“What you are—now—I do not know,” said Jimmy contemptuously. “I have known you as all things—as an ornament of the young Egypt party, as a tout for Reale, as a trader in beastliness.”
The conversation was in colloquial French, and Jimmy used a phrase which is calculated to raise the hair of the most brazen scoundrel. But this man shrugged his shoulders and rose to go. Jimmy caught his sleeve and detained him.
“Callvet,” he said, “go back to Mr. Spedding, your employer, and tell him the job is too dangerous. Tell him that one of the men, at least, knows enough about you to send you to New Caledonia, or else——”
“Or else?” demanded the man defiantly.
“Or else,” said Jimmy in his hesitating way, “I’ll be sending word to the French Ambassador that ‘Monsieur Plessey’ is in London.”
The face of the man turned a sickly green.
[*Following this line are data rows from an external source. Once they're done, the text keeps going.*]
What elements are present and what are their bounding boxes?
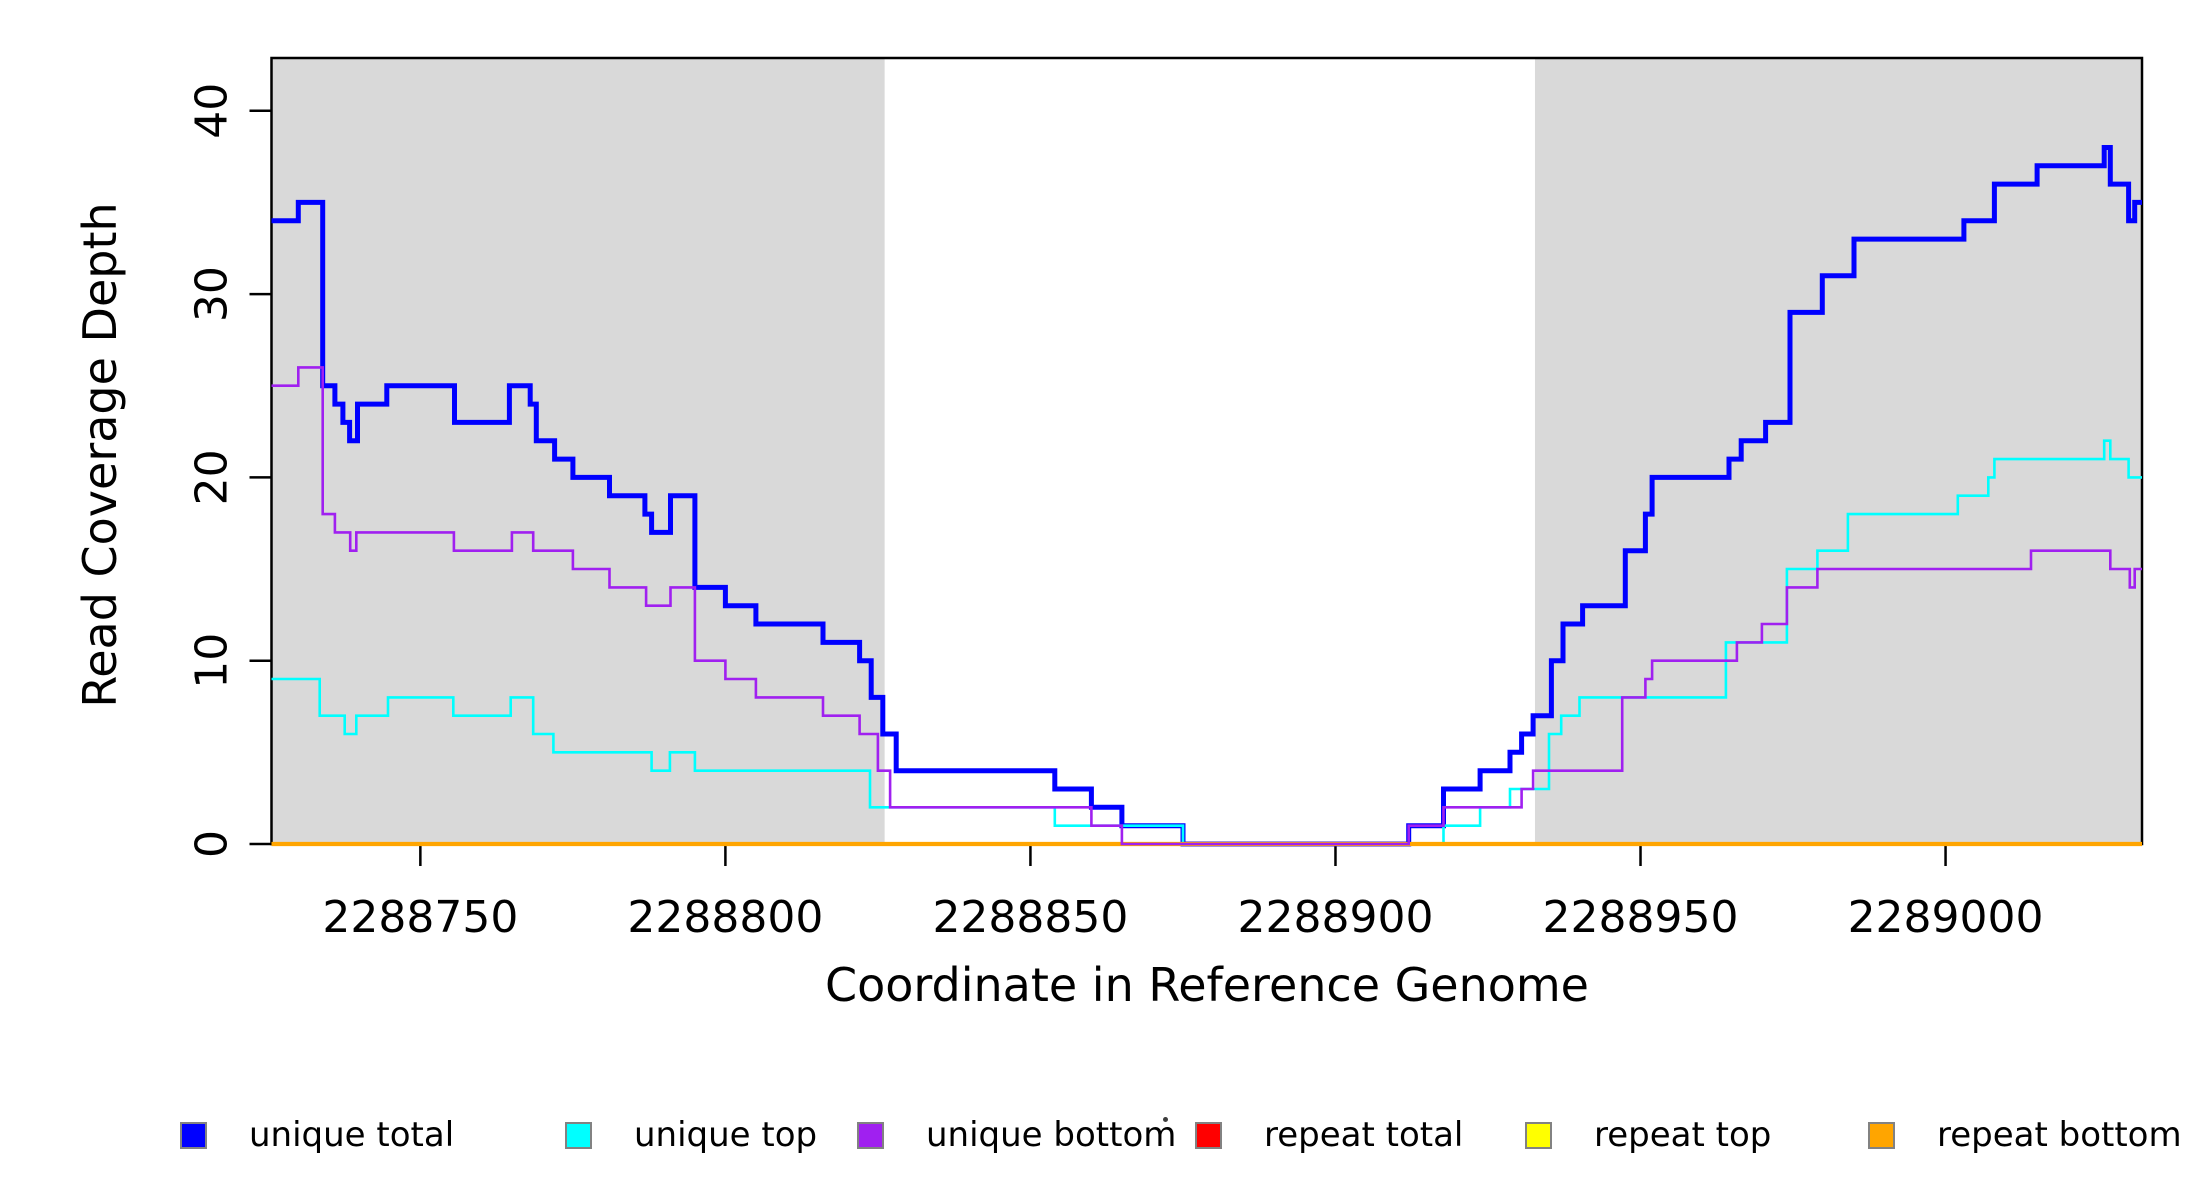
x-tick-label: 2288900: [1237, 892, 1433, 943]
y-tick-label: 0: [187, 830, 238, 858]
y-axis-title: Read Coverage Depth: [73, 202, 127, 708]
series-line-unique-bottom: [271, 366, 2142, 846]
x-tick-label: 2288850: [932, 892, 1128, 943]
series-line-unique-total: [271, 145, 2142, 847]
x-tick-label: 2288800: [627, 892, 823, 943]
x-axis-title: Coordinate in Reference Genome: [825, 958, 1589, 1012]
x-tick-label: 2289000: [1848, 892, 2044, 943]
right-gray-region: [1534, 58, 2142, 844]
x-tick-label: 2288750: [322, 892, 518, 943]
y-tick-label: 30: [187, 266, 238, 322]
series-line-unique-top: [271, 439, 2142, 846]
left-gray-region: [271, 58, 885, 844]
x-tick-label: 2288950: [1543, 892, 1739, 943]
y-tick-label: 40: [187, 83, 238, 139]
y-tick-label: 10: [187, 633, 238, 689]
y-tick-label: 20: [187, 449, 238, 505]
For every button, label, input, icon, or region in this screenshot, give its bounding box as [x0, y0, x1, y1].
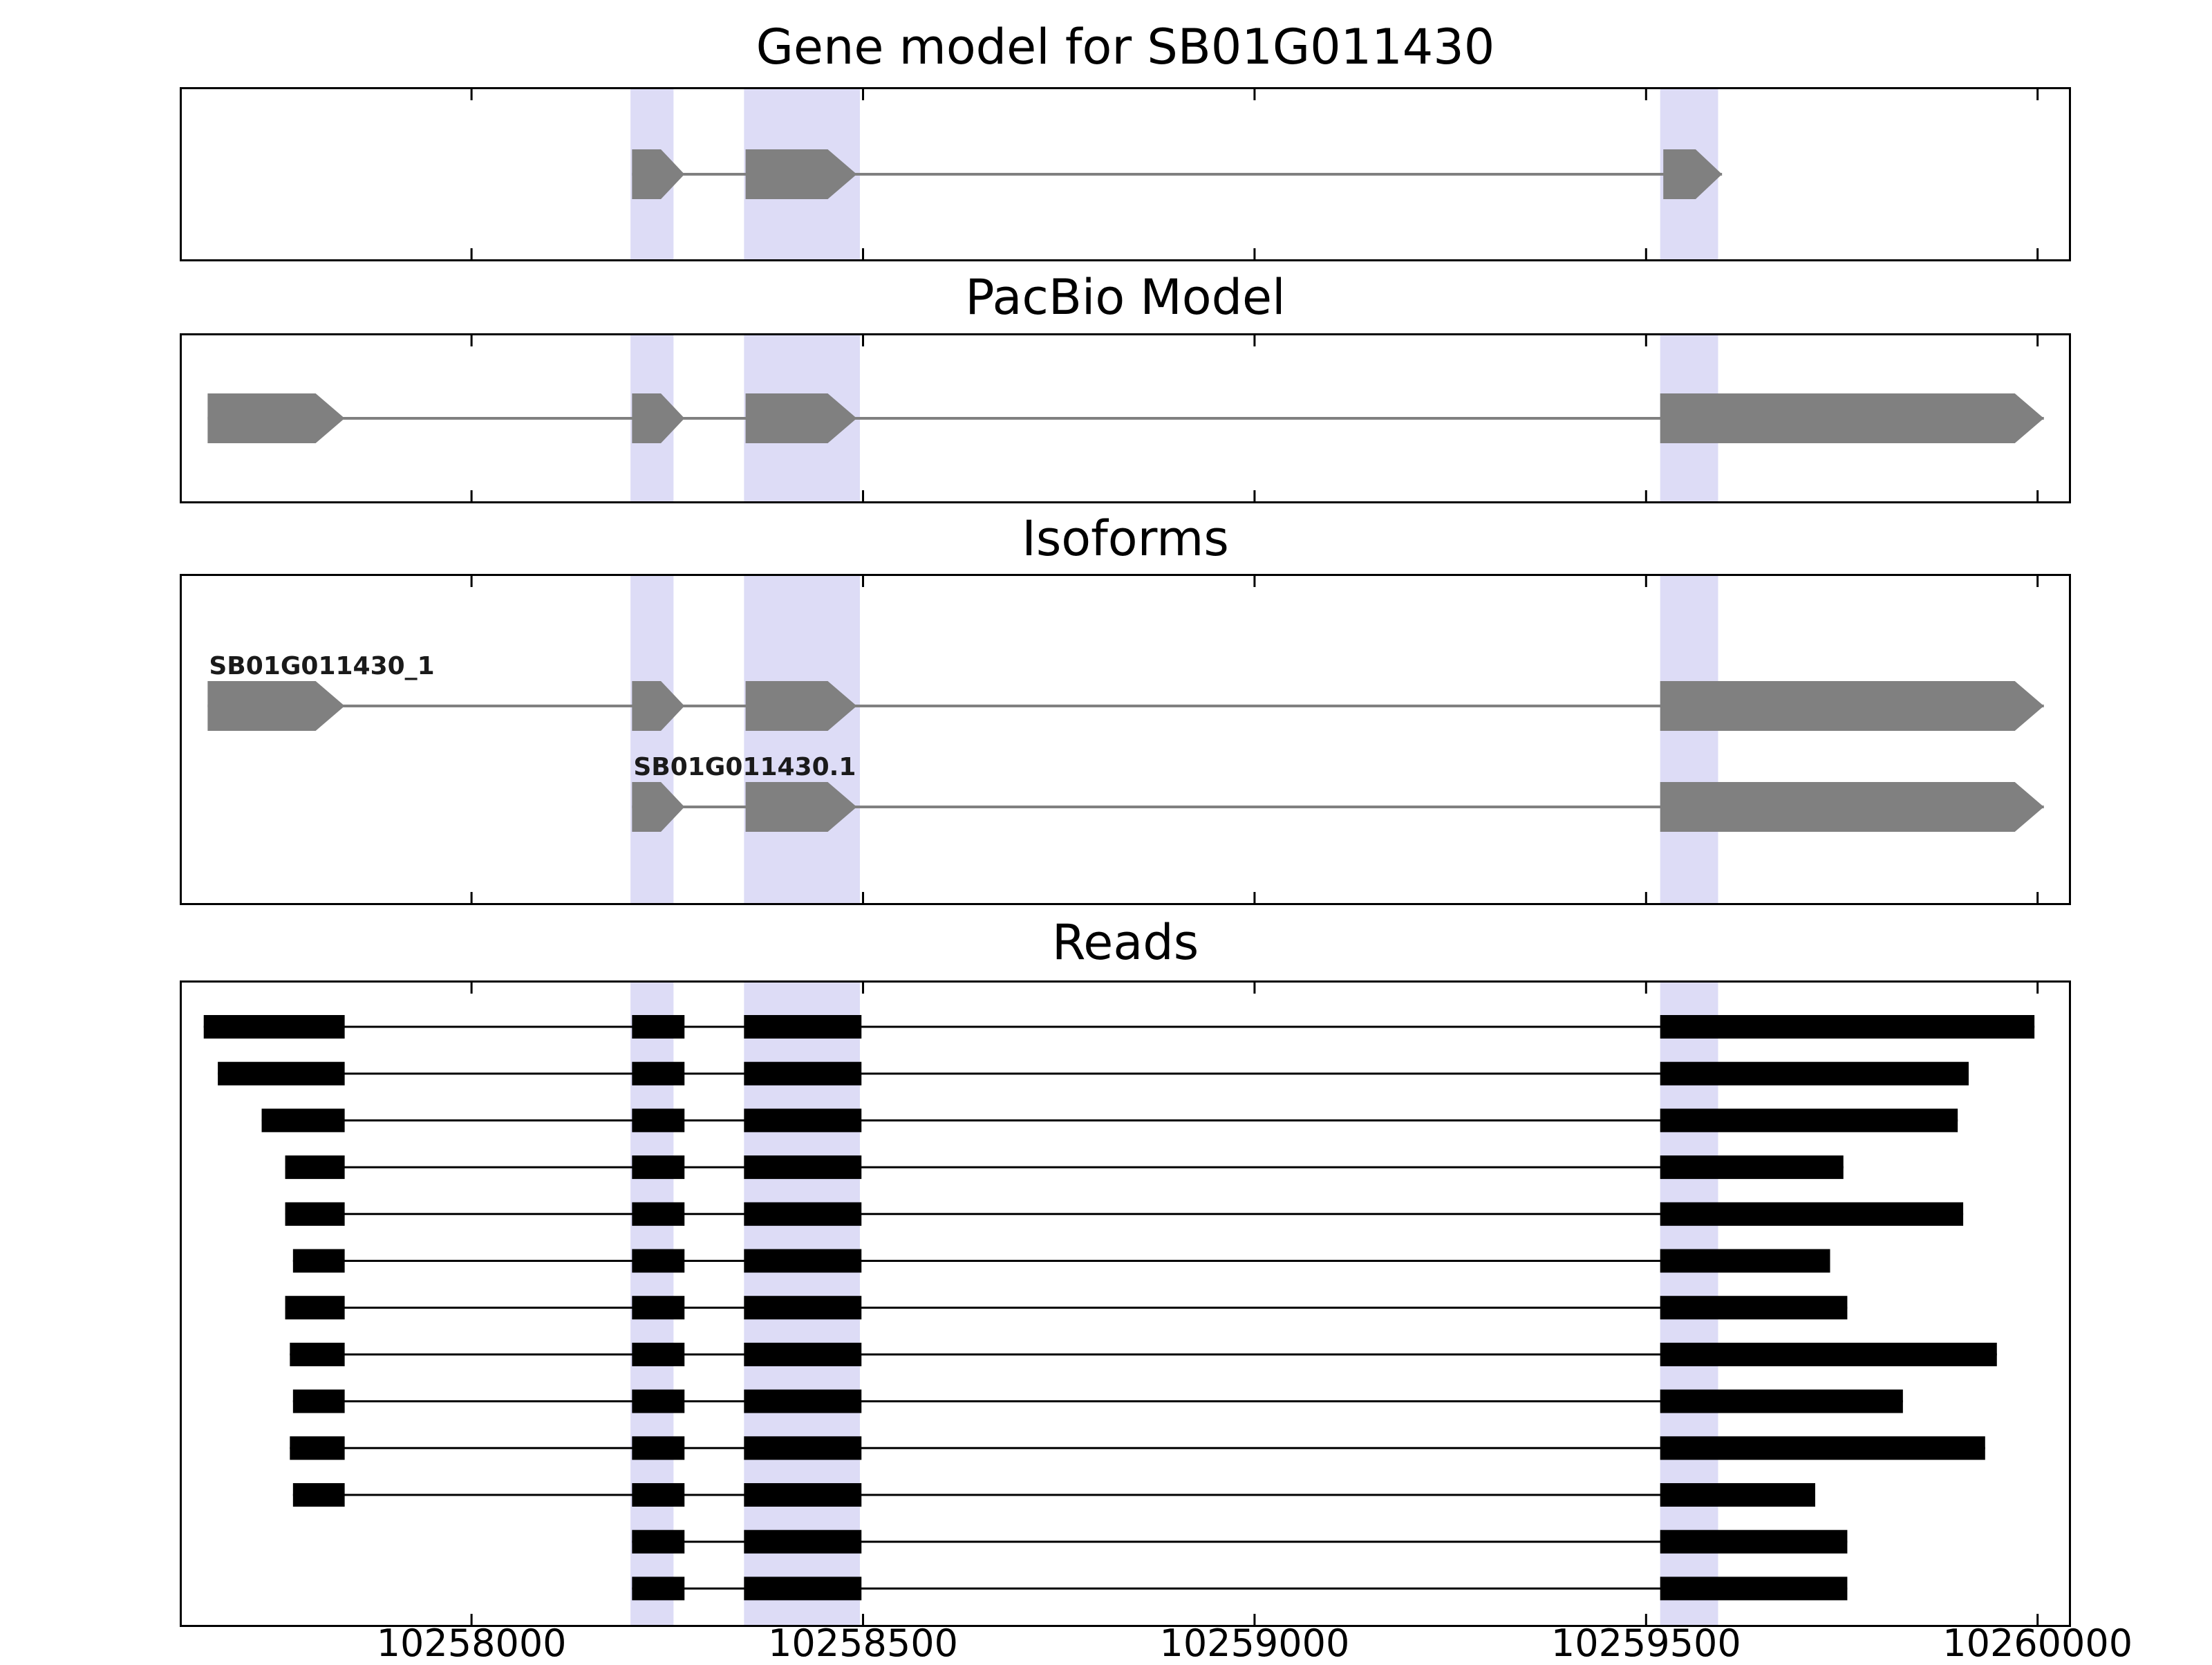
pacbio-model-track	[180, 333, 2071, 503]
pacbio-model-title: PacBio Model	[965, 269, 1286, 326]
read-block	[1660, 1061, 1969, 1086]
read-block	[744, 1483, 862, 1507]
read-block	[1660, 1202, 1964, 1226]
read-block	[744, 1342, 862, 1366]
gene-model-title: Gene model for SB01G011430	[756, 19, 1495, 75]
read-block	[744, 1576, 862, 1601]
read-block	[632, 1015, 685, 1039]
exon	[1660, 782, 2044, 832]
exon	[1660, 681, 2044, 731]
read-block	[290, 1436, 345, 1460]
read-block	[1660, 1155, 1844, 1180]
x-axis-tick-label: 10259000	[1159, 1621, 1350, 1665]
read-block	[1660, 1108, 1958, 1133]
exon	[632, 782, 685, 832]
read-block	[1660, 1015, 2035, 1039]
read-block	[292, 1249, 345, 1273]
exon	[745, 393, 857, 443]
isoforms-title: Isoforms	[1022, 510, 1229, 567]
exon	[632, 393, 685, 443]
read-block	[744, 1202, 862, 1226]
read-block	[632, 1108, 685, 1133]
read-block	[285, 1296, 345, 1320]
exon	[745, 149, 857, 199]
read-block	[744, 1249, 862, 1273]
read-block	[744, 1436, 862, 1460]
read-block	[632, 1529, 685, 1554]
read-block	[1660, 1342, 1997, 1366]
isoforms-track: SB01G011430_1 SB01G011430.1	[180, 574, 2071, 905]
read-block	[744, 1155, 862, 1180]
exon	[745, 681, 857, 731]
reads-track	[180, 980, 2071, 1627]
exon	[745, 782, 857, 832]
read-block	[744, 1108, 862, 1133]
gene-model-track	[180, 87, 2071, 261]
read-block	[744, 1296, 862, 1320]
isoform-label: SB01G011430.1	[633, 753, 856, 781]
read-block	[632, 1061, 685, 1086]
exon	[1660, 393, 2044, 443]
read-block	[632, 1342, 685, 1366]
exon	[207, 393, 345, 443]
highlight-region	[744, 576, 860, 903]
x-axis-tick-label: 10258500	[768, 1621, 958, 1665]
read-block	[1660, 1576, 1848, 1601]
read-block	[632, 1249, 685, 1273]
read-block	[632, 1576, 685, 1601]
read-block	[1660, 1296, 1848, 1320]
exon	[632, 681, 685, 731]
read-block	[1660, 1249, 1830, 1273]
isoform-label: SB01G011430_1	[209, 652, 434, 680]
read-block	[632, 1389, 685, 1413]
read-block	[632, 1483, 685, 1507]
exon	[1663, 149, 1723, 199]
read-block	[744, 1015, 862, 1039]
read-block	[744, 1529, 862, 1554]
read-block	[290, 1342, 345, 1366]
highlight-region	[1660, 576, 1718, 903]
read-block	[285, 1202, 345, 1226]
x-axis-tick-label: 10260000	[1942, 1621, 2133, 1665]
read-block	[292, 1483, 345, 1507]
read-block	[632, 1436, 685, 1460]
read-block	[218, 1061, 345, 1086]
read-block	[203, 1015, 345, 1039]
read-block	[744, 1389, 862, 1413]
read-block	[1660, 1436, 1985, 1460]
read-block	[632, 1155, 685, 1180]
read-block	[285, 1155, 345, 1180]
read-block	[292, 1389, 345, 1413]
read-block	[744, 1061, 862, 1086]
read-block	[632, 1296, 685, 1320]
read-block	[1660, 1529, 1848, 1554]
read-block	[632, 1202, 685, 1226]
x-axis-tick-label: 10259500	[1550, 1621, 1741, 1665]
read-block	[1660, 1483, 1815, 1507]
exon	[207, 681, 345, 731]
read-block	[1660, 1389, 1903, 1413]
exon	[632, 149, 685, 199]
highlight-region	[630, 576, 674, 903]
reads-title: Reads	[1051, 914, 1199, 971]
read-block	[261, 1108, 345, 1133]
x-axis-tick-label: 10258000	[376, 1621, 567, 1665]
“Monsieur—je n’en vois pas la nécessité,” he muttered.
“And who is Plessey?” asked Angel when the man had gone.
“A murderer greatly wanted by the French police,” said Jimmy, “and Spedding has well chosen his instrument. Angel, there will be trouble before the evening is over.”
They ate their dinner in silence, lingering over the coffee. The Frenchman had taken a table at the other side of the room. Once when Angel went out he made as though to leave, but seeing that Jimmy did not move, he changed his mind.